I think it's also worth keeping in mind that GPUs are, essentially, tiny computers unto themselves. Putting a GPU in a system now is like installing a computer in a computer.
> I think it's also worth keeping in mind that GPUs are, essentially, tiny computers unto themselves. Putting a GPU in a system now is like installing a computer in a computer.

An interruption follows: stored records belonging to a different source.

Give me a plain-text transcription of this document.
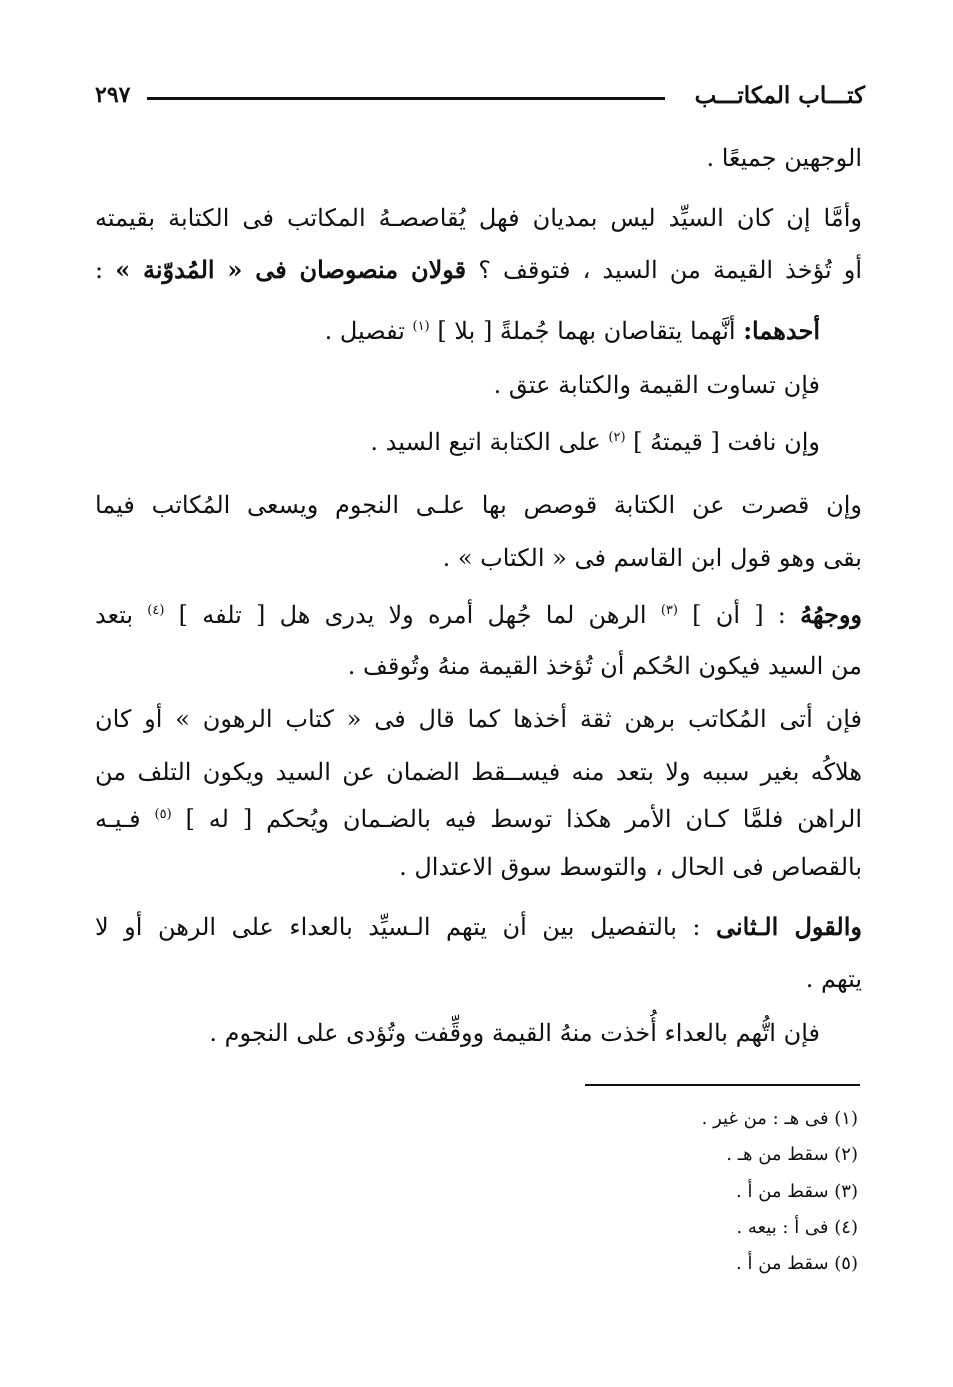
كتـــاب المكاتـــب
٢٩٧
الوجهين جميعًا .
وأمَّا إن كان السيِّد ليس بمديان فهل يُقاصصـهُ المكاتب فى الكتابة بقيمته
أو تُؤخذ القيمة من السيد ، فتوقف ؟ قولان منصوصان فى « المُدوّنة » :
أحدهما: أنَّهما يتقاصان بهما جُملةً [ بلا ] $^{(١)}$ تفصيل .
فإن تساوت القيمة والكتابة عتق .
وإن نافت [ قيمتهُ ] $^{(٢)}$ على الكتابة اتبع السيد .
وإن قصرت عن الكتابة قوصص بها علـى النجوم ويسعى المُكاتب فيما
بقى وهو قول ابن القاسم فى « الكتاب » .
ووجهُهُ : [ أن ] $^{(٣)}$ الرهن لما جُهل أمره ولا يدرى هل [ تلفه ] $^{(٤)}$ بتعد
من السيد فيكون الحُكم أن تُؤخذ القيمة منهُ وتُوقف .
فإن أتى المُكاتب برهن ثقة أخذها كما قال فى « كتاب الرهون » أو كان
هلاكُه بغير سببه ولا بتعد منه فيســقط الضمان عن السيد ويكون التلف من
الراهن فلمَّا كـان الأمر هكذا توسط فيه بالضـمان ويُحكم [ له ] $^{(٥)}$ فـيـه
بالقصاص فى الحال ، والتوسط سوق الاعتدال .
والقول الـثانى : بالتفصيل بين أن يتهم الـسيِّد بالعداء على الرهن أو لا
يتهم .
فإن اتُّهم بالعداء أُخذت منهُ القيمة ووقِّفت وتُؤدى على النجوم .
(١) فى هـ : من غير .
(٢) سقط من هـ .
(٣) سقط من أ .
(٤) فى أ : بيعه .
(٥) سقط من أ .
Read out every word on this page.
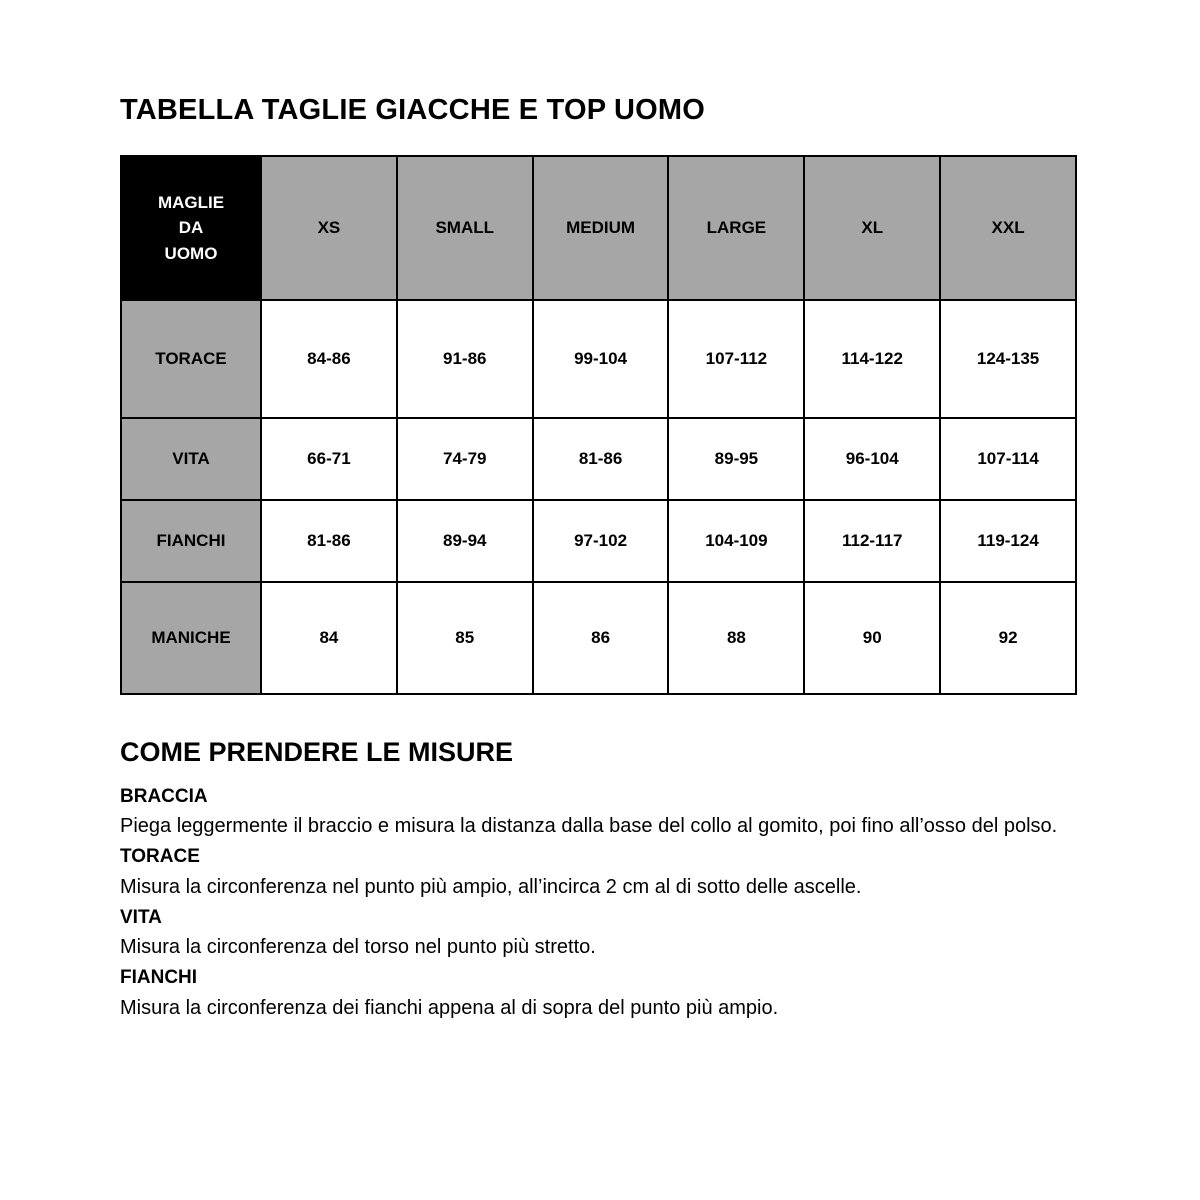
TABELLA TAGLIE GIACCHE E TOP UOMO
MAGLIE
DA
UOMO	XS	SMALL	MEDIUM	LARGE	XL	XXL
TORACE	84-86	91-86	99-104	107-112	114-122	124-135
VITA	66-71	74-79	81-86	89-95	96-104	107-114
FIANCHI	81-86	89-94	97-102	104-109	112-117	119-124
MANICHE	84	85	86	88	90	92
COME PRENDERE LE MISURE

BRACCIA

Piega leggermente il braccio e misura la distanza dalla base del collo al gomito, poi fino all’osso del polso.

TORACE

Misura la circonferenza nel punto più ampio, all’incirca 2 cm al di sotto delle ascelle.

VITA

Misura la circonferenza del torso nel punto più stretto.

FIANCHI

Misura la circonferenza dei fianchi appena al di sopra del punto più ampio.
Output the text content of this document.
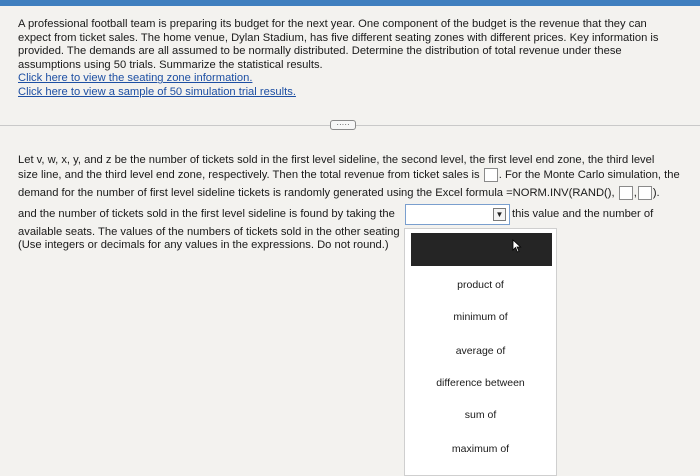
A professional football team is preparing its budget for the next year. One component of the budget is the revenue that they can

expect from ticket sales. The home venue, Dylan Stadium, has five different seating zones with different prices. Key information is

provided. The demands are all assumed to be normally distributed. Determine the distribution of total revenue under these

assumptions using 50 trials. Summarize the statistical results.

Click here to view the seating zone information.
Click here to view a sample of 50 simulation trial results.
·····
Let v, w, x, y, and z be the number of tickets sold in the first level sideline, the second level, the first level end zone, the third level
size line, and the third level end zone, respectively. Then the total revenue from ticket sales is . For the Monte Carlo simulation, the
demand for the number of first level sideline tickets is randomly generated using the Excel formula =NORM.INV(RAND(), , ).
and the number of tickets sold in the first level sideline is found by taking the	this value and the number of
▼
available seats. The values of the numbers of tickets sold in the other seating
(Use integers or decimals for any values in the expressions. Do not round.)
product of
minimum of
average of
difference between
sum of
maximum of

I've been doing exactly that for the longest time, first with a DSP32, then with a transputer card. Then I switched to small scale clusters (the largest had 10 nodes, see here http://www.clustercompute.com/ ), now GPUs.
Your take on 1) and 2) is noted, thanks for that insight.
Apple spent a lot of time and money developing the OpenCL standard and gaining industry support. OpenCL isn't strictly about GPGPU computing, it's about maximally utilizing available resources. AMD is adopting the standard, and they just implemented the CPU portion of it for now and went ahead to release it. There is no doubt in anyone's mind that they'll follow up with supporting GPU target. So if anything, they're embracing the trend, just trying to bring their tools to completion.
So yeah, the current SDK doesn't support GPU targets, but how is this in any way shape or form reversing the trend?